Mustafa Izzuddin, a political analyst at the National University of Singapore’s (NUS) Institute of South Asian Studies, believes the government will tread carefully in dealing with the fugitive preacher. While there are mixed views on Naik’s predicament, he believes the final decision on his possible expulsion will ultimately come down to the prime minister.

“The buck stops with Mahathir and so Zakir Naik’s future in Malaysia is in Mahathir’s hands. It is not surprising that Naik has backpedaled and apologized to save his skin, as he prefers to stay on in Malaysia with his permanent residency intact. It has become a case of him overstaying his welcome in Malaysia,” he said.

Members of the United Malays National Organization (UMNO) listen to a speech by Malaysia's Prime Minister Najib Razak during its general assembly in Kuala Lumpur, Malaysia December 7, 2017. REUTERS/Lai Seng Sin
UMNO members listen to a speech by Malaysia’s then Prime Minister Najib Razak during its general assembly in Kuala Lumpur, December 7, 2017. Photo: Facebook

“If it is politically expedient to keep Naik, the Pakatan Harapan-led government will not take a hardline approach.” Should the government decide the fugitive preacher has exhausted his political utility, “he will be compelled to leave Malaysia, or at the very least, have his permanent residency revoked,” Mustafa believes.

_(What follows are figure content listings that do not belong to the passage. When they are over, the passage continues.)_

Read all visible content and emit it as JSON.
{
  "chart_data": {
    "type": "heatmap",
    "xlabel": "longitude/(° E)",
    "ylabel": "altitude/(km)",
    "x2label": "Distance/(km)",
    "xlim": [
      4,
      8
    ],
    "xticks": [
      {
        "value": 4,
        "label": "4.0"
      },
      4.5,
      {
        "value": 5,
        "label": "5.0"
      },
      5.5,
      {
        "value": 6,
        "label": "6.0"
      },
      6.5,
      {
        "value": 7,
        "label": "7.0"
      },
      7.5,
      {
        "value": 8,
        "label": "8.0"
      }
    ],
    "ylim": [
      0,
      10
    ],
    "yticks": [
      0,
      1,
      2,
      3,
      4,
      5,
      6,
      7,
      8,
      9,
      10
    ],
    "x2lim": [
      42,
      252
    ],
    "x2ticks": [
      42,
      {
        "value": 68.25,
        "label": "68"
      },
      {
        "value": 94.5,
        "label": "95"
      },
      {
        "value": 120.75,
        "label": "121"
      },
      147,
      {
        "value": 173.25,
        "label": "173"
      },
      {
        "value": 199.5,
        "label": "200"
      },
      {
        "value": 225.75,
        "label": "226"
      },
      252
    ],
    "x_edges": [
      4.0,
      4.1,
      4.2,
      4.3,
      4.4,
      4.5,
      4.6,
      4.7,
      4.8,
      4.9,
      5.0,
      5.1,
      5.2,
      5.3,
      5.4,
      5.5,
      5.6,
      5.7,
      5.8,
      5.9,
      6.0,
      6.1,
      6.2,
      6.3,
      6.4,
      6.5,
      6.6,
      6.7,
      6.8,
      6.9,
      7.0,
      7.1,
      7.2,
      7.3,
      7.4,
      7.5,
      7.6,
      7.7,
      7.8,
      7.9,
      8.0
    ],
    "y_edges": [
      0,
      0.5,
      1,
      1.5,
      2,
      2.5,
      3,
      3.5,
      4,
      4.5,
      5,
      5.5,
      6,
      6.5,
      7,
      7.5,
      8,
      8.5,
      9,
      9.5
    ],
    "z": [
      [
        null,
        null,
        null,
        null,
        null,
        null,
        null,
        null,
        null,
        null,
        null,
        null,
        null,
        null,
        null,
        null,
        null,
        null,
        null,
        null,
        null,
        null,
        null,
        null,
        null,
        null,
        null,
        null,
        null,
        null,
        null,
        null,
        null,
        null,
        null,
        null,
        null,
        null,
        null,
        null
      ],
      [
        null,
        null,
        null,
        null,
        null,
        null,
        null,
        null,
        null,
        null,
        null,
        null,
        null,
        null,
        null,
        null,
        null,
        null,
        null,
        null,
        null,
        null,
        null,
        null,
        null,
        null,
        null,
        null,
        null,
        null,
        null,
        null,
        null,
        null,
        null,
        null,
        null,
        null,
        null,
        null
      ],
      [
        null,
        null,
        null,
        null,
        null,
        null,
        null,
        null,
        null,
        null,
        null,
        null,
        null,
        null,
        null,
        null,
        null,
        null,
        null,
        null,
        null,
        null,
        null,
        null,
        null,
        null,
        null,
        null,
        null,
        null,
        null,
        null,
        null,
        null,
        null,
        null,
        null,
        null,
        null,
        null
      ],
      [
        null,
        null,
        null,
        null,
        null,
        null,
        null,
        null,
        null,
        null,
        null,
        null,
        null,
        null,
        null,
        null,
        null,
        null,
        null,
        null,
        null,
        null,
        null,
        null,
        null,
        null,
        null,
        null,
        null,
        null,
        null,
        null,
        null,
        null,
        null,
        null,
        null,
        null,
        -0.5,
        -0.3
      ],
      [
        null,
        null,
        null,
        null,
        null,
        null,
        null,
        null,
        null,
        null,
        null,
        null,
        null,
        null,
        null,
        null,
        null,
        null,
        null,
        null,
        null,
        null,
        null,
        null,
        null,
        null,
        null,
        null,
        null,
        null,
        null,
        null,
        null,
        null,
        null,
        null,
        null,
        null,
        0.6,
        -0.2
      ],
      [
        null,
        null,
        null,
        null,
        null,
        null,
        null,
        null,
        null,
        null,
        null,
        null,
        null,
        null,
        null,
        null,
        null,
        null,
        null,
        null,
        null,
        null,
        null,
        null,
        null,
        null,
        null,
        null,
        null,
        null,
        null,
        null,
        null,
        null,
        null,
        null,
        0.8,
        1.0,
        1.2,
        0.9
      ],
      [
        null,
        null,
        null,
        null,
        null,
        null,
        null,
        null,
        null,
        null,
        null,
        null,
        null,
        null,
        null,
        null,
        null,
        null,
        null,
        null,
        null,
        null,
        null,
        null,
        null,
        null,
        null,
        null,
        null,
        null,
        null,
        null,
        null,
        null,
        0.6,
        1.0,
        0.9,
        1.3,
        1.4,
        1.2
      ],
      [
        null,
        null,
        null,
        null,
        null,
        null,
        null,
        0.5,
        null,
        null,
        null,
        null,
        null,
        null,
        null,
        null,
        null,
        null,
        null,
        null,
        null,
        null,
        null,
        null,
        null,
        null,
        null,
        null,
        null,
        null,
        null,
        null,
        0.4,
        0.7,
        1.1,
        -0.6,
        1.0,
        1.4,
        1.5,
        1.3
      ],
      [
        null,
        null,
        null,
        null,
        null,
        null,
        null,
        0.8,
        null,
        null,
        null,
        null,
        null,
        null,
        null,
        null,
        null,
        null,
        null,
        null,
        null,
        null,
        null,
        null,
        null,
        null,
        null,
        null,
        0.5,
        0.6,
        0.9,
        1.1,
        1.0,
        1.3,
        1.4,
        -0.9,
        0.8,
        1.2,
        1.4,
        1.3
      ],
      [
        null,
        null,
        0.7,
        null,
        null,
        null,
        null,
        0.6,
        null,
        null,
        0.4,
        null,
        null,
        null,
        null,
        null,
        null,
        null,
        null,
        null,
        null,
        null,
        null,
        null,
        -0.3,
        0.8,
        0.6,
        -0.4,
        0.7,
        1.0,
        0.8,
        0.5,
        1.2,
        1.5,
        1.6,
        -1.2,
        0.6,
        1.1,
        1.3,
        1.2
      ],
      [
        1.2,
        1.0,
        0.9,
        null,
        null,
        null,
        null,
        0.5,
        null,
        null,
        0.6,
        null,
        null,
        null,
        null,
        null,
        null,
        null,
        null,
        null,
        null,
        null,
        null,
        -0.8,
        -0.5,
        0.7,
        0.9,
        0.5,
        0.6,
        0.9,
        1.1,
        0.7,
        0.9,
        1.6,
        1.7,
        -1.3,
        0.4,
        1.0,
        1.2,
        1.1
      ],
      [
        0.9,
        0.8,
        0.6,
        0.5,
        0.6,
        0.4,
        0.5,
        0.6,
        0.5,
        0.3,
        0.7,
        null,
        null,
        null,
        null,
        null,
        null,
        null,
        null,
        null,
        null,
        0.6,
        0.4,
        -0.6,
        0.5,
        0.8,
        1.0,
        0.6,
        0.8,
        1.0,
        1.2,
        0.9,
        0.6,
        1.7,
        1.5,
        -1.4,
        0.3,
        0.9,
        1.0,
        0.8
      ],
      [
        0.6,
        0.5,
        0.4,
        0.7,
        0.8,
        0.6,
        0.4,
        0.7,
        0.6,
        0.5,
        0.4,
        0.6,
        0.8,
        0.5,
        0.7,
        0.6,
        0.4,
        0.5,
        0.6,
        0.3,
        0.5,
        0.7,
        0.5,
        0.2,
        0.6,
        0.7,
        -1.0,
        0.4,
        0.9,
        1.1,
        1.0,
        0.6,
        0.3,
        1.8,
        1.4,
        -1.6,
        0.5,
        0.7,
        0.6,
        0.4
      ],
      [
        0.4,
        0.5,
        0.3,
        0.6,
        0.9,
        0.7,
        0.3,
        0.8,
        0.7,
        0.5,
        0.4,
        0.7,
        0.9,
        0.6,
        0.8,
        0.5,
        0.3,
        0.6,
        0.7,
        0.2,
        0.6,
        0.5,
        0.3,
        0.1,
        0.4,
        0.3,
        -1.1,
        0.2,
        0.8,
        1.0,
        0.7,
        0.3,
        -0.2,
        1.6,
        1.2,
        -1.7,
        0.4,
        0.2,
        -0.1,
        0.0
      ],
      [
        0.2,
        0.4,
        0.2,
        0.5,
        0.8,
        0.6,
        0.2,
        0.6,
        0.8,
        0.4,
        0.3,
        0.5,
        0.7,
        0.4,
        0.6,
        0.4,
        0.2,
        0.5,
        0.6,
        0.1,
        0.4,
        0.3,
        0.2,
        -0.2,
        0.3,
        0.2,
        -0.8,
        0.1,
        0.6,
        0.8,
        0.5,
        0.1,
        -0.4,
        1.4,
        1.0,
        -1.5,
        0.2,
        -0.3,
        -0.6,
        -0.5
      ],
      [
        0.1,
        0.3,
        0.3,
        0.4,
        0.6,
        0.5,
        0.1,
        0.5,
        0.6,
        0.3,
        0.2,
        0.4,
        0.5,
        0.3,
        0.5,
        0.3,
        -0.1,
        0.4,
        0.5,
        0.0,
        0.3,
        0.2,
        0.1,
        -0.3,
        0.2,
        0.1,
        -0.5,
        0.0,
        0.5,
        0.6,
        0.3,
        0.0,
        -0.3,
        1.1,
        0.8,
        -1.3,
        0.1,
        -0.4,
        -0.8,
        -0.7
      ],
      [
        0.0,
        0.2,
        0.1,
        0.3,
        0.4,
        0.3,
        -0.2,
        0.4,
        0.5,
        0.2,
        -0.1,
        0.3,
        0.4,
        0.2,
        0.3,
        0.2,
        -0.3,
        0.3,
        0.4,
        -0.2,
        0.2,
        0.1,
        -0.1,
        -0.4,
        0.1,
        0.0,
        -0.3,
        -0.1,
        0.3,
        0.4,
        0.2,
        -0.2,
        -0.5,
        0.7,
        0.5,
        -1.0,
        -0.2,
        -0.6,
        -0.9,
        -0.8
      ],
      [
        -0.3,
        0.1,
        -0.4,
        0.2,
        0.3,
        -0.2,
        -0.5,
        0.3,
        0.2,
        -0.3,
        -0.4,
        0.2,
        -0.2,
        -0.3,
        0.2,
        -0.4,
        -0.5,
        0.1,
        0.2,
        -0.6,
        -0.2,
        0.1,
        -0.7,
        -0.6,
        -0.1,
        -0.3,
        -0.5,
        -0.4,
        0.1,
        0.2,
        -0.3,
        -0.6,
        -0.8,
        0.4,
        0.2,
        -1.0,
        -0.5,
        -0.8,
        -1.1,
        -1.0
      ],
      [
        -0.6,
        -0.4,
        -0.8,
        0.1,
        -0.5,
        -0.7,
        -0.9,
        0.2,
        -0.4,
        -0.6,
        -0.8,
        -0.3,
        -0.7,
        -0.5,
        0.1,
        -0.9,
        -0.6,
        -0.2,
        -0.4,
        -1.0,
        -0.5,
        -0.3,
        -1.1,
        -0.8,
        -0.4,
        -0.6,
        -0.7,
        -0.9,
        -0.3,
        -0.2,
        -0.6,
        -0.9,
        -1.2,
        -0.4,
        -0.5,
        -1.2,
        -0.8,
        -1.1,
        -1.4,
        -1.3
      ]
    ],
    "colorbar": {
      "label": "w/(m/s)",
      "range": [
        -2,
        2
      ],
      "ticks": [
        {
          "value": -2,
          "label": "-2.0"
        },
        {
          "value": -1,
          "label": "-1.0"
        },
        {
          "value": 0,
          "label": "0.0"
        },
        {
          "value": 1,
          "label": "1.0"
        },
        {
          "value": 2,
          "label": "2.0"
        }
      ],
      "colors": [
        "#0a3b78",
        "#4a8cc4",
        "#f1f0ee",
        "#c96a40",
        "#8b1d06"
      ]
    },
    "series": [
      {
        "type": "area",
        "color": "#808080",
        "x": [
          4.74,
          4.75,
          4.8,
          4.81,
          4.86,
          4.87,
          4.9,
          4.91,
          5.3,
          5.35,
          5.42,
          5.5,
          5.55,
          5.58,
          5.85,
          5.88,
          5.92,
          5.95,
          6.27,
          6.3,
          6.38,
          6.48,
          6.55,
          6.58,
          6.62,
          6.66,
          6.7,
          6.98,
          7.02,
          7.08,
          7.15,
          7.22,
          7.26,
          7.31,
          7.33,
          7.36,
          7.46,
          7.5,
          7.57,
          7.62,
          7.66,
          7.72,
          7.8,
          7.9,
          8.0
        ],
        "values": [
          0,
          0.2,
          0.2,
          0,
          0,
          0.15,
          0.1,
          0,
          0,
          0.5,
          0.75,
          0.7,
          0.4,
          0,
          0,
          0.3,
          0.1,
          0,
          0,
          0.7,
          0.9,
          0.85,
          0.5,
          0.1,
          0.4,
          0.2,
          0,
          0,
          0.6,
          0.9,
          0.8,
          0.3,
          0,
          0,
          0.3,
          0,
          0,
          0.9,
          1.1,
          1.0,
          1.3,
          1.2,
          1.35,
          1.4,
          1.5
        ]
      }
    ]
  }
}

That may or may not jeopardize the controversial preacher. Naik was reportedly granted citizenship in Saudi Arabia in 2017 and has so far successfully evaded Indian authorities since they started investigating him and his non-profit Islamic Research Foundation (IRF) for alleged terror propaganda in 2016.

Interpol has yet to issue a red notice against Naik despite New Delhi’s attempts to have him designated as an international fugitive, and therefore would be able to travel freely if he leaves Malaysia or has his permanent residency revoked.